Morrigan felt terror grip her throat. Her overwhelming instinct was to shrink away, to run, to close her eyes, but she wouldn’t let herself. She held her breath, staring at the monster Squall. Committing him to memory.
‘Another thing you will one day understand,’ he snarled, ‘is that Wundersmiths don’t have friends.’
Morrigan recoiled from his words as if they might burn her.
And then the mask was back. So still and pale and cold, it might have been carved from marble. So ordinary, she might almost have believed she’d imagined that other, hidden face. His true face.
And then he was gone, leaving only a curl of black smoke.
CHAPTER TWENTY-SEVEN
Spark
Morrigan stayed on the rooftop for some time after Squall and his hounds disappeared into the Gossamer. She took deep, steadying breaths, and pressed her hands together to stop them shaking.
Eventually she wandered in a daze back to the stairwell, still replaying the conversation with Squall over and over in her mind, while trying to shake out the image of his monstrous face.
Things are ever so much worse than you know.
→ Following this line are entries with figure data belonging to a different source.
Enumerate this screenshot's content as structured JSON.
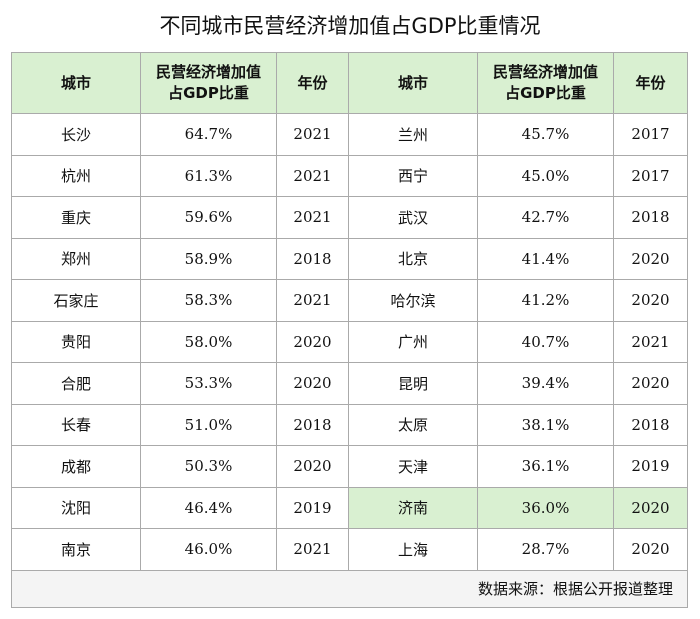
{
  "title": "不同城市民营经济增加值占GDP比重情况",
  "headers": {
    "city": "城市",
    "share_line1": "民营经济增加值",
    "share_line2": "占GDP比重",
    "year": "年份"
  },
  "left_rows": [
    {
      "city": "长沙",
      "share": "64.7%",
      "year": "2021"
    },
    {
      "city": "杭州",
      "share": "61.3%",
      "year": "2021"
    },
    {
      "city": "重庆",
      "share": "59.6%",
      "year": "2021"
    },
    {
      "city": "郑州",
      "share": "58.9%",
      "year": "2018"
    },
    {
      "city": "石家庄",
      "share": "58.3%",
      "year": "2021"
    },
    {
      "city": "贵阳",
      "share": "58.0%",
      "year": "2020"
    },
    {
      "city": "合肥",
      "share": "53.3%",
      "year": "2020"
    },
    {
      "city": "长春",
      "share": "51.0%",
      "year": "2018"
    },
    {
      "city": "成都",
      "share": "50.3%",
      "year": "2020"
    },
    {
      "city": "沈阳",
      "share": "46.4%",
      "year": "2019"
    },
    {
      "city": "南京",
      "share": "46.0%",
      "year": "2021"
    }
  ],
  "right_rows": [
    {
      "city": "兰州",
      "share": "45.7%",
      "year": "2017"
    },
    {
      "city": "西宁",
      "share": "45.0%",
      "year": "2017"
    },
    {
      "city": "武汉",
      "share": "42.7%",
      "year": "2018"
    },
    {
      "city": "北京",
      "share": "41.4%",
      "year": "2020"
    },
    {
      "city": "哈尔滨",
      "share": "41.2%",
      "year": "2020"
    },
    {
      "city": "广州",
      "share": "40.7%",
      "year": "2021"
    },
    {
      "city": "昆明",
      "share": "39.4%",
      "year": "2020"
    },
    {
      "city": "太原",
      "share": "38.1%",
      "year": "2018"
    },
    {
      "city": "天津",
      "share": "36.1%",
      "year": "2019"
    },
    {
      "city": "济南",
      "share": "36.0%",
      "year": "2020"
    },
    {
      "city": "上海",
      "share": "28.7%",
      "year": "2020"
    }
  ],
  "highlight_color": "#d9f0d1",
  "source": "数据来源：根据公开报道整理"
}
What could be worse than a hospital overflowing with comatose Wunimals? Worse than people scared to leave their homes for fear of being attacked, and Wunimals unable to break curfew under threat of being arrested? Worse than the Deucalion being closed down indefinitely? Worse than people dying? Worse than a disease without a cure – or more accurately, a monster that couldn’t be destroyed?
As she descended the last steps into the buzzing Proudfoot House entrance hall, Morrigan felt a hand grab her elbow.
‘Morrigan!’
‘Ow! Cadence, what—’
‘Where have you been?’ Cadence began steering her through the throng of scholars and towards the front door. ‘You missed our organic witchery workshop.’
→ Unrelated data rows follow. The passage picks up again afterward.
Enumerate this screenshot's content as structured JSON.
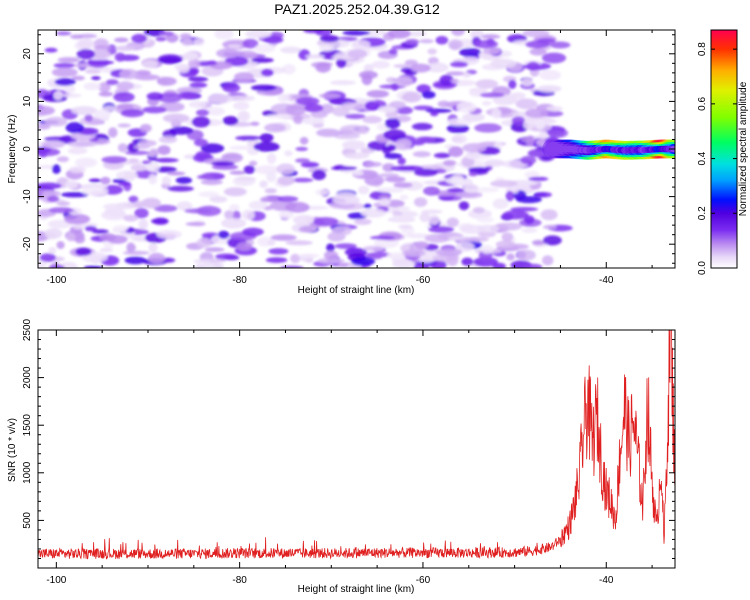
{
  "title": "PAZ1.2025.252.04.39.G12",
  "chart_data": [
    {
      "type": "heatmap",
      "title": "PAZ1.2025.252.04.39.G12",
      "xlabel": "Height of straight line (km)",
      "ylabel": "Frequency (Hz)",
      "xlim": [
        -102,
        -32.5
      ],
      "ylim": [
        -25,
        25
      ],
      "x_ticks": [
        -100,
        -80,
        -60,
        -40
      ],
      "y_ticks": [
        -20,
        -10,
        0,
        10,
        20
      ],
      "colorbar": {
        "label": "Normalized spectral amplitude",
        "range": [
          0.0,
          0.87
        ],
        "ticks": [
          0.0,
          0.2,
          0.4,
          0.6,
          0.8
        ],
        "colormap": "rainbow",
        "colors": [
          "#ffffff",
          "#e8d8f8",
          "#b888f0",
          "#7a2cf0",
          "#5000e0",
          "#0010ff",
          "#00a0ff",
          "#00e0e0",
          "#00ff60",
          "#80ff00",
          "#e0f000",
          "#ffb000",
          "#ff3000",
          "#ff0050"
        ]
      },
      "noise_region": {
        "x": [
          -102,
          -46
        ],
        "y": [
          -25,
          25
        ],
        "amplitude_typical": 0.1
      },
      "signal_track": {
        "x": [
          -46,
          -44,
          -42,
          -40,
          -38,
          -36,
          -34,
          -32.5
        ],
        "y": [
          0,
          0,
          -0.3,
          0,
          -0.3,
          -0.2,
          0,
          0
        ],
        "amplitude": [
          0.12,
          0.25,
          0.45,
          0.75,
          0.6,
          0.55,
          0.87,
          0.5
        ]
      }
    },
    {
      "type": "line",
      "xlabel": "Height of straight line (km)",
      "ylabel": "SNR (10 * v/v)",
      "xlim": [
        -102,
        -32.5
      ],
      "ylim": [
        0,
        2500
      ],
      "x_ticks": [
        -100,
        -80,
        -60,
        -40
      ],
      "y_ticks": [
        500,
        1000,
        1500,
        2000,
        2500
      ],
      "series": [
        {
          "name": "SNR",
          "color": "#e02020",
          "x": [
            -102,
            -95,
            -90,
            -85,
            -80,
            -75,
            -70,
            -65,
            -60,
            -55,
            -50,
            -48,
            -46,
            -45,
            -44,
            -43.5,
            -43,
            -42.5,
            -42,
            -41.5,
            -41,
            -40.5,
            -40,
            -39.5,
            -39,
            -38.5,
            -38,
            -37.5,
            -37,
            -36.5,
            -36,
            -35.5,
            -35,
            -34.5,
            -34,
            -33.7,
            -33.3,
            -33,
            -32.7,
            -32.5
          ],
          "values": [
            150,
            150,
            150,
            150,
            155,
            155,
            155,
            160,
            160,
            160,
            165,
            180,
            220,
            300,
            450,
            650,
            900,
            1400,
            1750,
            1300,
            1600,
            1100,
            800,
            700,
            500,
            1200,
            1700,
            1300,
            1550,
            1100,
            650,
            1750,
            900,
            400,
            1150,
            250,
            1500,
            2600,
            1600,
            1000
          ]
        }
      ]
    }
  ]
}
‘I was on the rooftop. Wait, I have to—’
‘Doesn’t matter now. Just come outside. You’ve got to see this.’
‘Cadence, wait,’ Morrigan said again, trying to yank her arm back, but her friend held on tight. ‘I have to tell you something.’
‘Tell me later. This is important.’ Cadence let go of her arm when they’d reached the top of the marble steps. A dozen or so scholars were standing there, looking nervous.
A huge, noisy crowd had gathered at the end of the long drive, outside Wunsoc’s tall iron gates. Hundreds of people carried placards and shouted at Elder Quinn, Elder Wong and Elder Saga, who stood just inside the grounds. The placards were too far away for Morrigan to read, but judging from the angry yelling, she doubted they had anything friendly written on them.